Int J Sustain High Educ 7(3):226–251CrossRef Youth Encounter on Sustainability (YES) Home page at: http://www.sustainability.ethz.ch”
“Sustainable development and academia In April 1989, I became president of the University of Tokyo and served in that capacity for 4 years. During my tenure, I argued that universities must be centers of scholarship that contribute to the sum total of human wisdom on a level that transcends disciplinary distinctions, such as between science and the humanities.
VX-661 order Toward that end, I fought for increases in research spending and improvements to the research and education facilities at Japan’s universities, which were in poor condition at the time.

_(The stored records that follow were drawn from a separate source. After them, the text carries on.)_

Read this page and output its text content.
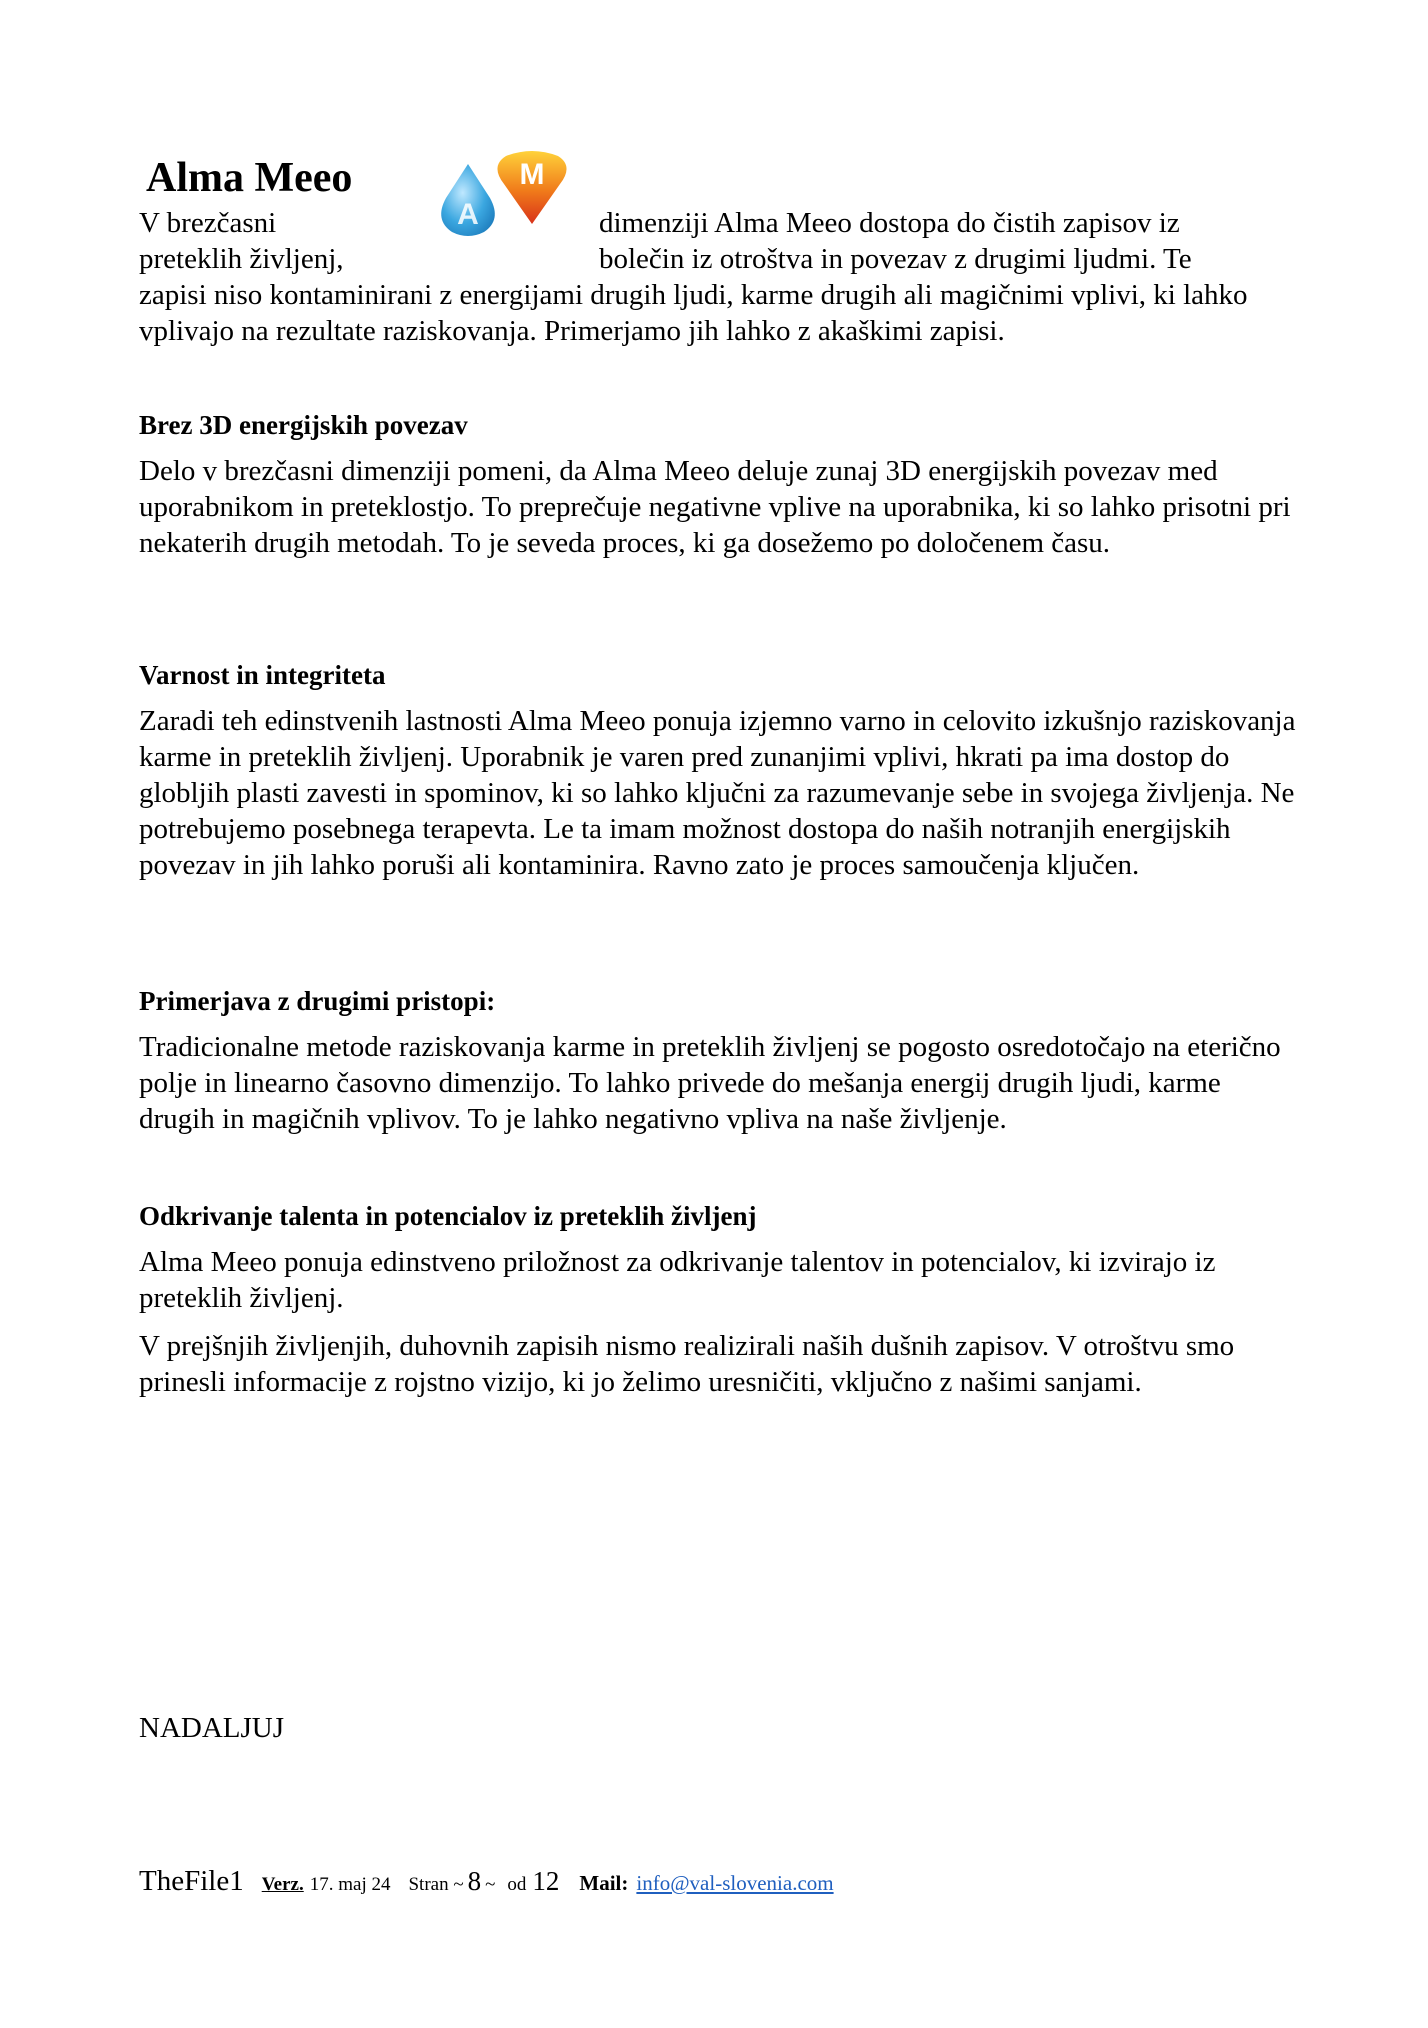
Alma Meeo	M
A
V brezčasni	dimenziji Alma Meeo dostopa do čistih zapisov iz
preteklih življenj,	bolečin iz otroštva in povezav z drugimi ljudmi. Te

zapisi niso kontaminirani z energijami drugih ljudi, karme drugih ali magičnimi vplivi, ki lahko vplivajo na rezultate raziskovanja. Primerjamo jih lahko z akaškimi zapisi.

Brez 3D energijskih povezav

Delo v brezčasni dimenziji pomeni, da Alma Meeo deluje zunaj 3D energijskih povezav med uporabnikom in preteklostjo. To preprečuje negativne vplive na uporabnika, ki so lahko prisotni pri nekaterih drugih metodah. To je seveda proces, ki ga dosežemo po določenem času.

Varnost in integriteta

Zaradi teh edinstvenih lastnosti Alma Meeo ponuja izjemno varno in celovito izkušnjo raziskovanja karme in preteklih življenj. Uporabnik je varen pred zunanjimi vplivi, hkrati pa ima dostop do globljih plasti zavesti in spominov, ki so lahko ključni za razumevanje sebe in svojega življenja. Ne potrebujemo posebnega terapevta. Le ta imam možnost dostopa do naših notranjih energijskih povezav in jih lahko poruši ali kontaminira. Ravno zato je proces samoučenja ključen.

Primerjava z drugimi pristopi:

Tradicionalne metode raziskovanja karme in preteklih življenj se pogosto osredotočajo na eterično polje in linearno časovno dimenzijo. To lahko privede do mešanja energij drugih ljudi, karme drugih in magičnih vplivov. To je lahko negativno vpliva na naše življenje.

Odkrivanje talenta in potencialov iz preteklih življenj

Alma Meeo ponuja edinstveno priložnost za odkrivanje talentov in potencialov, ki izvirajo iz preteklih življenj.

V prejšnjih življenjih, duhovnih zapisih nismo realizirali naših dušnih zapisov. V otroštvu smo prinesli informacije z rojstno vizijo, ki jo želimo uresničiti, vključno z našimi sanjami.

NADALJUJ
TheFile1 Verz. 17. maj 24 Stran ~ 8 ~ od 12 Mail: info@val-slovenia.com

In 1995, the Japanese government implemented the Basic Law on Science and Technology and followed up in 1996 with the Science and Technology Basic Plan. This plan, which is revised every 5 years, has helped spur Staurosporine in vitro a dramatic increase in competitive funding and other outlays for science and technology research. Even so, research and education in Japan still face many problems. First of all, funding for the humanities and social sciences is far too meager. If we are to contribute to the advancement of humanity, we must encourage the balanced development of both the hard sciences and the humanities, for which the latter area in particular requires more investment. Second, funding remains woefully insufficient for education on all levels—primary, secondary, and higher. From the standpoint of long-term policy for our nation, substantive improvement in this area should be a major priority for Japan. The University of Tokyo, like other universities, has recently seen criticism
aimed at the ‘reductionist’ fragmentation of academic disciplines, with many voices calling for a merging of the sciences and humanities. While I strongly advocate balanced development in both areas, I personally consider it impossible for any one individual to master the entire spectrum of knowledge. mafosfamide Therefore, I think it is unrealistic to expect all students and researchers to gain a comprehensive knowledge of both the sciences and humanities. What I do hope is that scholars in either area will acquire a certain degree of familiarity with the other. At universities, this can be achieved by requiring a minor as well as a major of students. For this same reason, is it not unrealistic to envision a generation of sustainable development ‘specialists’ whose perspective simultaneously encompasses the entire field? What research for sustainable development Compound C manufacturer demands is, if anything, increasingly specialized work by experts in such fields as energy, food, and water; however, they must also be capable of collaborating in the overall effort to solve global environmental problems.